In every state, there’s an average amount of student debt for graduating seniors. You can use this as a kind of metric to understand what types of degrees people are pursuing and where they’re largely pursuing them.

When you start looking into it, you’ll find that there’s a significant geographic element to the world of student debt, and this number is no different. The five states with the highest average debt are all in New England: Connecticut with an average debt of $38,510, Pennsylvania with $36,854, Rhode Island with $36,250, New Hampshire with $34,415, and Delaware with $34,144.

The other side of the country, conversely, tends toward having a much lower debt. The five lowest-average states are all situated on the west side of the country, with all but one in the Southwest. That includes Utah, which is the only state with an average debt under $20,000, at $18,383. Following that, the next lowest are New Mexico with $21,237, Nevada with $22,064, Wyoming with $22,524, and California with $22,785.

The Colleges With the Highest and Lowest Debt

State averages, however, don’t always tell the whole story. You can often find an affordable college even in a state with a high debt average.

This is perfectly demonstrated in Connecticut. It has the nation’s highest average debt, at $38,510. Its highest-debt college is around $11,000 higher than the average debt: the University of New Haven, with an average debt of $49,941. But if you attend the lowest-debt college, Central Connecticut State, you’ll leave with a debt of only $5,831 on average.

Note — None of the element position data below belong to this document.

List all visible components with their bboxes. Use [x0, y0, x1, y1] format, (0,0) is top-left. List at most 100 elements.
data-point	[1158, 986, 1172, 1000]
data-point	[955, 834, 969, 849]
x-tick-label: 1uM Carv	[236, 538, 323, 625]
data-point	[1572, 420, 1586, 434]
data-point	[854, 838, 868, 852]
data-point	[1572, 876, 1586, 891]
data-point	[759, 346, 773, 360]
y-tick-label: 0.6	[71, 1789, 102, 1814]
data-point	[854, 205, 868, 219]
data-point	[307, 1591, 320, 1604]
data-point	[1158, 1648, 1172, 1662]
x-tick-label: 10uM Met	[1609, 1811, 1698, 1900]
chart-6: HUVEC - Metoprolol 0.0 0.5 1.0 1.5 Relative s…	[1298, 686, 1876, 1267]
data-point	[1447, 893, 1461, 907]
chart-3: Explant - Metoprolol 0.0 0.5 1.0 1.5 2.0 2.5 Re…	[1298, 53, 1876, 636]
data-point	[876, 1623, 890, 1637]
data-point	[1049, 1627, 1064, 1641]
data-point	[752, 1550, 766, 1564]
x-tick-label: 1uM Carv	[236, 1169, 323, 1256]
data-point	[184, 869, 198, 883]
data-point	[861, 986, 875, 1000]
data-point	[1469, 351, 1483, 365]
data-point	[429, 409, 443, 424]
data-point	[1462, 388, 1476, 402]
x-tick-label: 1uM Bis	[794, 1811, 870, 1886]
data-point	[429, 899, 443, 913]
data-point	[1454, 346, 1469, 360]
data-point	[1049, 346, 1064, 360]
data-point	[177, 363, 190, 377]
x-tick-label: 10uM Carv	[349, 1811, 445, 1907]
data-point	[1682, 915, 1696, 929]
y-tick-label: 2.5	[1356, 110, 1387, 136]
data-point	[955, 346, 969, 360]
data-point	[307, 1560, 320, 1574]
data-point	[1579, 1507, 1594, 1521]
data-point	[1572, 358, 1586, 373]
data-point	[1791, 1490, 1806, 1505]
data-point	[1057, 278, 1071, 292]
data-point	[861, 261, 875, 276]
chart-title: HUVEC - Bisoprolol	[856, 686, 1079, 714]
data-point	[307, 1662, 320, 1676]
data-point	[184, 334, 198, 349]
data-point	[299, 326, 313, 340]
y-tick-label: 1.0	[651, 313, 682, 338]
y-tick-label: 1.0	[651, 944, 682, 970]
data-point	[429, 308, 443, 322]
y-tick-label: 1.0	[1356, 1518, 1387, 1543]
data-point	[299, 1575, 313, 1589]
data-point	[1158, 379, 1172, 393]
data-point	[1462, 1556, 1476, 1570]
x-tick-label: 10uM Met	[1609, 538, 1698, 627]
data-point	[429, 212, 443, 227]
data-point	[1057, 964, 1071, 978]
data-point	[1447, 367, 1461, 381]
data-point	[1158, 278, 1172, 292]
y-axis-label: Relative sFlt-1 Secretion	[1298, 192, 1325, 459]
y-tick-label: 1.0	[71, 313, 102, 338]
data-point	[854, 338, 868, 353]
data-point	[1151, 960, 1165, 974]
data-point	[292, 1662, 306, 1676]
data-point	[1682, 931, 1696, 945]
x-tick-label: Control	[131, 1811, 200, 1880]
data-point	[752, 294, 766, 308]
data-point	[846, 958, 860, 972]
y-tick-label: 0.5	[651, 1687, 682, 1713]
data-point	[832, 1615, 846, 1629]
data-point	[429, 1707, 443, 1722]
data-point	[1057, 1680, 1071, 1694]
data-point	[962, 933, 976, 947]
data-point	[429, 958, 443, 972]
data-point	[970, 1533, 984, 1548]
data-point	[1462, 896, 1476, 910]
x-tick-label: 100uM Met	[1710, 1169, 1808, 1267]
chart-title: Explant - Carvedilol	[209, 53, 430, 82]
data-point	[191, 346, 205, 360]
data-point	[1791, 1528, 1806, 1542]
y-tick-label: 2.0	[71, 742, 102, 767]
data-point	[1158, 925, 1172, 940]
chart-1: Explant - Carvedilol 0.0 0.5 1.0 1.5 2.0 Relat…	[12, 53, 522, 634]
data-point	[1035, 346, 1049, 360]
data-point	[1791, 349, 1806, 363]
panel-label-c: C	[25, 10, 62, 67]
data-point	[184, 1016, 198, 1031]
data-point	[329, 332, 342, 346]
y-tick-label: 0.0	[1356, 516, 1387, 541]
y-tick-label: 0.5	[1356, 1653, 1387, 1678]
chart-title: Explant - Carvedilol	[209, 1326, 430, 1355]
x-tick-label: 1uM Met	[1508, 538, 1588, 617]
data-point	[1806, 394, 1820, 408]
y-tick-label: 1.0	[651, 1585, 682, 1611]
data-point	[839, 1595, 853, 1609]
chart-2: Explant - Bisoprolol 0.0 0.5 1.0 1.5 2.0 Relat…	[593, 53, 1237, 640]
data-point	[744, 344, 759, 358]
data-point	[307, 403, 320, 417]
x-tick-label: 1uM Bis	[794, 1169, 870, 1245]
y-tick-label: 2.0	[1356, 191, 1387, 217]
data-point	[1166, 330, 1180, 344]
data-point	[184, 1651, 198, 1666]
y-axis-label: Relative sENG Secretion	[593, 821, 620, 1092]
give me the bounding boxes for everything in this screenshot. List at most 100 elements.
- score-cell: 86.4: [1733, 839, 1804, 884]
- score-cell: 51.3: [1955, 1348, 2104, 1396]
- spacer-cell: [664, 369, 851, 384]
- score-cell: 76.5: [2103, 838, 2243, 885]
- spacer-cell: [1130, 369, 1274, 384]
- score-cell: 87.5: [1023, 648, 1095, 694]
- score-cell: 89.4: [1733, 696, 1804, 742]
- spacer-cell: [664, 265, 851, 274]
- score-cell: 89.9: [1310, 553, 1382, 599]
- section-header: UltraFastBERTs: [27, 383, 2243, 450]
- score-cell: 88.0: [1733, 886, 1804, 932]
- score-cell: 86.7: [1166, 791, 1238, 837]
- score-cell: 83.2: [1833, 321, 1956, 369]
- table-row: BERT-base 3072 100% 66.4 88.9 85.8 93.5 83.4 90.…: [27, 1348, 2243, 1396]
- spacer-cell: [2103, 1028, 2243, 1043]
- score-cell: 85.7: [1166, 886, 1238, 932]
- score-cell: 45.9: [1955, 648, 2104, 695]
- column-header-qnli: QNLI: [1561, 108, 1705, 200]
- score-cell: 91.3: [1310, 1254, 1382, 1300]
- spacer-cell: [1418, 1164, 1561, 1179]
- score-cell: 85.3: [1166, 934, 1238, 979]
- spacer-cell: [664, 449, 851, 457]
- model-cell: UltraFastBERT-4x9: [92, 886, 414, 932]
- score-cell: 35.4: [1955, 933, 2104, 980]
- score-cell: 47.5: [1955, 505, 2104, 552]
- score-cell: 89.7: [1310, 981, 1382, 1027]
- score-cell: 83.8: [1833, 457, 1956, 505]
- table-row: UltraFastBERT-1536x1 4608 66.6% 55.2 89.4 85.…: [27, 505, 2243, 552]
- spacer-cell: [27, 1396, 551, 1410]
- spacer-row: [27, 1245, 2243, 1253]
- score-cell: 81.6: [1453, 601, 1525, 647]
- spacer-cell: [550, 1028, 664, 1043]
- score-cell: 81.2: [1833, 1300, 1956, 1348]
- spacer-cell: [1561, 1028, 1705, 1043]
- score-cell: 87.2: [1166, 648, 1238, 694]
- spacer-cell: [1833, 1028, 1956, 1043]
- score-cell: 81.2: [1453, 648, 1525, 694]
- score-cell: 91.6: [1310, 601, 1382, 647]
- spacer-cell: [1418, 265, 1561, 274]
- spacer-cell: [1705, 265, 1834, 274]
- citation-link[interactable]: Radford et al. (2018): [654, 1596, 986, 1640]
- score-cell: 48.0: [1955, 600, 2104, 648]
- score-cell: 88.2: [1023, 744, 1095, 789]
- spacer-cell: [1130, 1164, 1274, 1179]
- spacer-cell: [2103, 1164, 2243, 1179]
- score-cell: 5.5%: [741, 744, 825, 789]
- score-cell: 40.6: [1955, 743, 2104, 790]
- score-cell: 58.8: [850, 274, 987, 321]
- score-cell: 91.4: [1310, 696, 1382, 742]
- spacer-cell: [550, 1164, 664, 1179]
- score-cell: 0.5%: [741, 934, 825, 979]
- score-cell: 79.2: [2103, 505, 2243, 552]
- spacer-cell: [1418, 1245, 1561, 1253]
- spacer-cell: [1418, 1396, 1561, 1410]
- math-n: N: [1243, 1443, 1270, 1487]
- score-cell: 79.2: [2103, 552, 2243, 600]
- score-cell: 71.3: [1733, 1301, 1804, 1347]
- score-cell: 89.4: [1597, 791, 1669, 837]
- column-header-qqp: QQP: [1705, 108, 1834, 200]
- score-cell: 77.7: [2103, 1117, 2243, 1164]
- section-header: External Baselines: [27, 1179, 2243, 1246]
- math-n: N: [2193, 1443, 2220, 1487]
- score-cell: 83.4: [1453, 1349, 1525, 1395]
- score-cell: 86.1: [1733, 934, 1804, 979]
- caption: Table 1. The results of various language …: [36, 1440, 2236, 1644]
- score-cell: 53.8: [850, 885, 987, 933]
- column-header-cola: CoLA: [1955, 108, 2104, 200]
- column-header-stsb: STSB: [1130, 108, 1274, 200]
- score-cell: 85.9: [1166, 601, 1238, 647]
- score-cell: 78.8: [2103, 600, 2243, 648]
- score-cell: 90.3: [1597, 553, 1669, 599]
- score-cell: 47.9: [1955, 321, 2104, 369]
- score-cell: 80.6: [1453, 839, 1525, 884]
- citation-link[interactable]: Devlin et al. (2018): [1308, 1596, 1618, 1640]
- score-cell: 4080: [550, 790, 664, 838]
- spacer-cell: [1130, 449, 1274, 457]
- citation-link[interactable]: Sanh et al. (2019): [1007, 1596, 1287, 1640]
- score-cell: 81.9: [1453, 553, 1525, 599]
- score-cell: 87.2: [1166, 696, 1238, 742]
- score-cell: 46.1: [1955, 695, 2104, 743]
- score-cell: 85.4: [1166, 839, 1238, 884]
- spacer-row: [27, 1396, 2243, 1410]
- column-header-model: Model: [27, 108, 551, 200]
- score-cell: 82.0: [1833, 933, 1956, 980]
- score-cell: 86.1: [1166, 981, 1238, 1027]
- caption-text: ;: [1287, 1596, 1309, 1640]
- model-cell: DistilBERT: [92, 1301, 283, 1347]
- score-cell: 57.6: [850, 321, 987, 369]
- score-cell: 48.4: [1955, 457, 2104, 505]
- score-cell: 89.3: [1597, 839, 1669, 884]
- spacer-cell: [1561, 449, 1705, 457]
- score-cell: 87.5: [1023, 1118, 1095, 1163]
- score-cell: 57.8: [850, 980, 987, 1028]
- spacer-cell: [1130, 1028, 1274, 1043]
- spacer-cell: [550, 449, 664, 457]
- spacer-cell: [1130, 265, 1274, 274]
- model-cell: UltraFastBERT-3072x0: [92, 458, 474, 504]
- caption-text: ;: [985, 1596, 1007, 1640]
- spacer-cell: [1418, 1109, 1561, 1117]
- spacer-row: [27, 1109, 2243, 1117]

New York is also a great depiction of the difference between high-debt colleges and low-debt colleges. It houses the college with the highest average debt in the nation — the New York School of Interior Design, which has an average debt of $65,401. However, it also has the college with the lowest average debt: CUNY Lehman College, which has an average debt of $4,410.

The Percentage of Students Graduating With Student Debt

Regardless of where you’re planning to go, it’s very important that you pay attention to how many students graduate with debt on average. A lower percentage can mean that there are better social programs in place to help people pay for college.

There are only eight locales where less than 50% of students graduate without debt: Utah, Wyoming, Nevada, Alaska, Hawaii, Oklahoma, Louisiana, and Washington D.C. These are also some of the states with the lowest average student debt. Utah has both the lowest average debt at $18,383 and the lowest percentage of student debt at 38%.

On the other hand, some states, especially ones that have high average debt, have a very high percentage of students graduating with debt. In New Hampshire, South Dakota, and West Virginia, the percentage of student debt is 74%, the highest in the nation.


When you discuss saving money after college, it’s very important to take into account student debt. With a huge student debt burden, you won’t be able to save very much money for some time after you graduate, and becoming delinquent on those debts can be debilitating for your future credit score.

Instead of resigning yourself to the student debt burden of a school in your area, you should do your own research to find a school that offers both helpful financing options and a great education. Regardless of what you might have always thought, it definitely is possible.